Das Märchen von Dr. Raffzahn

Liebe Kolleginnen und Kollegen,

„Geschäftsmodell Angst“ – so lautete die Überschrift eines Artikels in der „Süddeutschen Zeitung“, in dem die angebliche „Abzocke“ der Patienten durch Kieferorthopäden angeprangert wird. Ich will an dieser Stelle nicht auf die höchst fragwürdigen Tatsachenbehauptungen in dem Artikel eingehen. Mir geht es um die Denke, die dahintersteckt und die den gesamten Berufsstand betrifft – nicht nur die Kieferorthopäden. Es ist das uralte Vorurteil vom „Besserverdiener Zahnarzt“, das Märchen von Dr. Raffzahn, der den Hals nicht vollbekommt.

Dabei belegen alle Statistiken, dass dieses Bild längst nichts mehr mit der Realität zu tun hat. Besserverdiener – das sind heute andere Berufe. Investmentbanker, Consultants, Anwälte in Großkanzleien und Manager mit Bonuszahlungen – sie lachen über das durchschnittliche Einkommen von niedergelassenen Zahnärzten. Selbst innerhalb der Ärzteschaft liegen wir nur noch im Mittelfeld. Radiologen, Augenärzte und Urologen verdienen deutlich mehr als Zahnärzte. Wenn wir mit Ende 20 oder Anfang 30 ins Berufsleben starten, müssen wir Kredite abbezahlen, uns mit dem Fachkräftemangel, der Bürokratie, den Krankenkassen und einer überzogenen Erwartungshaltung vieler Patienten auseinandersetzen.

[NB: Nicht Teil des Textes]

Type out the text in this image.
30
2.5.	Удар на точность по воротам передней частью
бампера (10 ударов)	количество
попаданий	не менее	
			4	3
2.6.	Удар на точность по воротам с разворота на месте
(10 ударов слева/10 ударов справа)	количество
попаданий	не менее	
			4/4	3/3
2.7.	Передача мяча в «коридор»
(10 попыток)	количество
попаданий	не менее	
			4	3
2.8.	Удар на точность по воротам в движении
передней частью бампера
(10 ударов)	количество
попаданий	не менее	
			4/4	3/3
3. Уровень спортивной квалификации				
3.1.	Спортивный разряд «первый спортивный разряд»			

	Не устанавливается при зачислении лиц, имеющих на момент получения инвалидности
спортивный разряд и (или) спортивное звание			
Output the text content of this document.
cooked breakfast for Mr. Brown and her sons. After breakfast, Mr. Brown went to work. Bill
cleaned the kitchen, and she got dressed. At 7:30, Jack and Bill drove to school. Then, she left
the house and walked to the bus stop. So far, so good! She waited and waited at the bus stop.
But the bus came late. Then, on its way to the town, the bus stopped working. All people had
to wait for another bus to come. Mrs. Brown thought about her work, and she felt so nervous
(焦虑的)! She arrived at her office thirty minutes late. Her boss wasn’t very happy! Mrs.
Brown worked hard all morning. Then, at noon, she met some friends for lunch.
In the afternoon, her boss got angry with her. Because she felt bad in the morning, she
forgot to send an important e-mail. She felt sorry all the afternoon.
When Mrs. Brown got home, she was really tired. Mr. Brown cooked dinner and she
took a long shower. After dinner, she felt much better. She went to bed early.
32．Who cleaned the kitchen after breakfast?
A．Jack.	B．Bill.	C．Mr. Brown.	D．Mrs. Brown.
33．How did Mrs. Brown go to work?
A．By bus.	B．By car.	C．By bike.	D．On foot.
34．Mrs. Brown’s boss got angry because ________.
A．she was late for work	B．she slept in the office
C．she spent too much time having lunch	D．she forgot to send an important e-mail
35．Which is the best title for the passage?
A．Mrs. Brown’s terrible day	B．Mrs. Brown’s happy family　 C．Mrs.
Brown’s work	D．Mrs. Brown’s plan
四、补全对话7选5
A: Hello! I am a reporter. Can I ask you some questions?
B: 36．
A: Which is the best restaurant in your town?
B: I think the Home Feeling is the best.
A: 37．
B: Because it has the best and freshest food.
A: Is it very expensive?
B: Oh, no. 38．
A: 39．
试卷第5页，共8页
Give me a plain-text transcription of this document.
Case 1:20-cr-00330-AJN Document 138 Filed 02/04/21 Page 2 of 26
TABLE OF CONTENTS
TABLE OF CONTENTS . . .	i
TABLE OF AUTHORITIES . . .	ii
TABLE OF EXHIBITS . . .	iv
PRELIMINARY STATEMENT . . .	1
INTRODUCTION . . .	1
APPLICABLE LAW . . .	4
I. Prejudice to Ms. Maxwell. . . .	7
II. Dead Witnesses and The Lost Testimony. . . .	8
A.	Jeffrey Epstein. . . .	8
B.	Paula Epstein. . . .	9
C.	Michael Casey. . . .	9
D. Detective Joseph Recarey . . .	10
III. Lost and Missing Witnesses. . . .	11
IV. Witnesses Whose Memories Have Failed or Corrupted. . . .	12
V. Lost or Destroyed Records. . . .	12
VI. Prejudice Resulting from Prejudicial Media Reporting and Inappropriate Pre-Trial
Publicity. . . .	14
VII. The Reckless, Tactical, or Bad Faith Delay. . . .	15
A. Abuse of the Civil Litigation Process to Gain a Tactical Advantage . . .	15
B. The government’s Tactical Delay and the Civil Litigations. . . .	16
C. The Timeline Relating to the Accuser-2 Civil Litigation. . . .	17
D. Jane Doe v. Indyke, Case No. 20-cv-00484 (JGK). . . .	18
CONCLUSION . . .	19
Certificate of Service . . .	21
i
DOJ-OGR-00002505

Ich kann nachvollziehen, dass immer weniger junge Kolleginnen und Kollegen bereit sind, sich niederzulassen. Das spüren auch die Patienten. In mehreren bayerischen Landkreisen zeichnet sich eine KFO-Unterversorgung ab. Denn Fakt ist: Vom GKV-Honorar kann fast keine Praxis leben. Es hat Gründe, warum unser Anteil an den GKV-Gesamtausgaben von neun auf sechs Prozent zurückgegangen ist (siehe Seite 10). Die Kollegen flüchten sich in die profitablere Privatbehandlung von Erwachsenen oder eben in Zusatzleistungen. Der SZ-Journalist (!) Hans von der Hagen forderte bereits 2017 in einem Kommentar: „Gebt den Zahnärzten mehr Geld!“ Die Forderung begründete er mit einer veralteten Gebührenordnung und den Einsparungen der Krankenkassen durch die Festzuschüsse. Der Mann hatte Recht! Leider kannten seine Kollegen diesen Kommentar offensichtlich nicht.